Billie attempted to calm me down my holding me by the shoulder, she hugged me and kissed me on the cheek.

"don't worry, darling. we can just get a pregnancy test later and if it's positive then we can get rid of it." she said.

i looked at her up and down in distraught. I thought of the idea at having the child, even though it wasn't something that I want to do. even though we had only known each other for over a week I didn't wanna get rid of them. I had a feeling I wanted to keep it. I thought too bad to get rid of it but at the same time I wasn't ready. the guilt of it would he unbearable.

"okay." i nodded.

we went to the pharmacy and grabbed a pregnancy test after cleaning ourselves up. Billie told me she was sorry it broke and i told her it wasn't a big deal but it happens sometimes and it's okay.

we went over to her cabin as she sat on the couch, lighting a blunt. we sat there in silence for a moment, just thinking about it all.

"pass." i said, taking the blunt for her hands.

i took a drag and then left the room to go pee on the stick. Billie put the blunt down and came to the bathroom with me.

"should i turn around?" she asked.

"no, that's okay." i replied.

repeat on the stick what Billie fiddled with the rings on a hand with us another switch over even though we are of age to have children and some people are married at this age I didn't think I was ready I was not ready to start a family yet.

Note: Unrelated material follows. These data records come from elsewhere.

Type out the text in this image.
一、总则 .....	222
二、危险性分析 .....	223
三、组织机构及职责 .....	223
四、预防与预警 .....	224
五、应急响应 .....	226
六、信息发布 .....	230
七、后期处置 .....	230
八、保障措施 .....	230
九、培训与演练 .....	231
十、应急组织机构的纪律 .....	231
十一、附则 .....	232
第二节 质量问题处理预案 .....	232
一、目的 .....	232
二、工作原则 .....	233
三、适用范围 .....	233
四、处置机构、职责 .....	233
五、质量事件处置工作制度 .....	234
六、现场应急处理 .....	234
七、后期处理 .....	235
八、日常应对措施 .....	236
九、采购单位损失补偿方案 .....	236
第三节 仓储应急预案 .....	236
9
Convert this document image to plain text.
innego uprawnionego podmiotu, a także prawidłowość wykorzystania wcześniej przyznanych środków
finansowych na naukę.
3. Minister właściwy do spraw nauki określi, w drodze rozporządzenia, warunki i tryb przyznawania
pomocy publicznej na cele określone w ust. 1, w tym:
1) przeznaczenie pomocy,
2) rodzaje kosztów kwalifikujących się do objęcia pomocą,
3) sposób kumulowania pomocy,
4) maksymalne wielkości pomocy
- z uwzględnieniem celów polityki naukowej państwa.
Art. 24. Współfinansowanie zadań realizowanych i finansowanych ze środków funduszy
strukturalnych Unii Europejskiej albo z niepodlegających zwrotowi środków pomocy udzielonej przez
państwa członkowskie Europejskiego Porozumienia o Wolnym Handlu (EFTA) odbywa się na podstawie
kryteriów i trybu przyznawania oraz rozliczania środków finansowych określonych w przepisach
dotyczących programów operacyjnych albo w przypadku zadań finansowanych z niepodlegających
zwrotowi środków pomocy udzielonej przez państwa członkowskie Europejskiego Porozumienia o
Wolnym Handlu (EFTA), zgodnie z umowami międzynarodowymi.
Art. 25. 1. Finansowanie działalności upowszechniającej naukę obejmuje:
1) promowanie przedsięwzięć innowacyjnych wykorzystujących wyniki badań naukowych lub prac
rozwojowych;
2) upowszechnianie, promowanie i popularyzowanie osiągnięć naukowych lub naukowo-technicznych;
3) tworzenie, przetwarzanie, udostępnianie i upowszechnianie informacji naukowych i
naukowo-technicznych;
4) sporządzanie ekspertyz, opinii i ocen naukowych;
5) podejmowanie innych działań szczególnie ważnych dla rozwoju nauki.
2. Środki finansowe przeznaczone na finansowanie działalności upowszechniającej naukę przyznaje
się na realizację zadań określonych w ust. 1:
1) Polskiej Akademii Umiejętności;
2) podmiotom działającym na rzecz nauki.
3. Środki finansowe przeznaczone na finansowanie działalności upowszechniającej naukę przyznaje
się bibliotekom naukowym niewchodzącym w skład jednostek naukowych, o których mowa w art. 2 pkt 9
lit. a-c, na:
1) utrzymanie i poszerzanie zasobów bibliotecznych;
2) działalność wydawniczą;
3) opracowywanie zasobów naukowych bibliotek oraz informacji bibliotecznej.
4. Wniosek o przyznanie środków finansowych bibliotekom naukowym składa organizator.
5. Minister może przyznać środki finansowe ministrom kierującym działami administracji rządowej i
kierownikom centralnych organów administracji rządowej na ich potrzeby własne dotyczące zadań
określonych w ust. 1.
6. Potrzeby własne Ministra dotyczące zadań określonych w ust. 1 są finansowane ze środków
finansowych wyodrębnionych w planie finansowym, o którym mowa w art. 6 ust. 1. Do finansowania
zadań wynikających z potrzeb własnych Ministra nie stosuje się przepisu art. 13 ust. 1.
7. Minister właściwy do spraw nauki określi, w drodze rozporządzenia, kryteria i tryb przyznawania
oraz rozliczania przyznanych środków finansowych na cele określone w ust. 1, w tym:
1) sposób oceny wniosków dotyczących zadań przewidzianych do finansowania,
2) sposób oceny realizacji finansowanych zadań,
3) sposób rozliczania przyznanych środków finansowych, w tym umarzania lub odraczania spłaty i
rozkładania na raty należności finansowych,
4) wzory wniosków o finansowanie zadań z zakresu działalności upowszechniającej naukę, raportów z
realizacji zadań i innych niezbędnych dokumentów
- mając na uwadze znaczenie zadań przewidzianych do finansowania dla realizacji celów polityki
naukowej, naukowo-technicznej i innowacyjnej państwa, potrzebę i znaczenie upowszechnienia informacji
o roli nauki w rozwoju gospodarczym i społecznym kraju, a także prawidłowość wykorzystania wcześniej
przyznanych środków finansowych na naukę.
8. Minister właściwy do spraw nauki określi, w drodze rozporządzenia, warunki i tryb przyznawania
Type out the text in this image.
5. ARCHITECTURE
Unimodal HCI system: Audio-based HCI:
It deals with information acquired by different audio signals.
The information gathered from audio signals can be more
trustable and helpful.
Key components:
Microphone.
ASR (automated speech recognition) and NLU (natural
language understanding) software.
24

on the flip side i felt guilt slowly drowning me at the thought of getting an abortion. the thought of killing an innocent child in my womb made me feel sick to my stomach.

Billie took the stick with her once j was done and set it aside the sink.

"do you have anything?" i asked.

"what do you want?" she replied.

"anything to make it go away." i said.

"are you sure?" she asked and i nodded. "i have some cocaine."

she took me to her drug compartment. it was hidden beneath the rug and a floorboard was loose. as she lifted it up, i began seeing visions. visions of the bleeding once it was all over with. visions where i actually have birth to the baby and how Billie would care for them.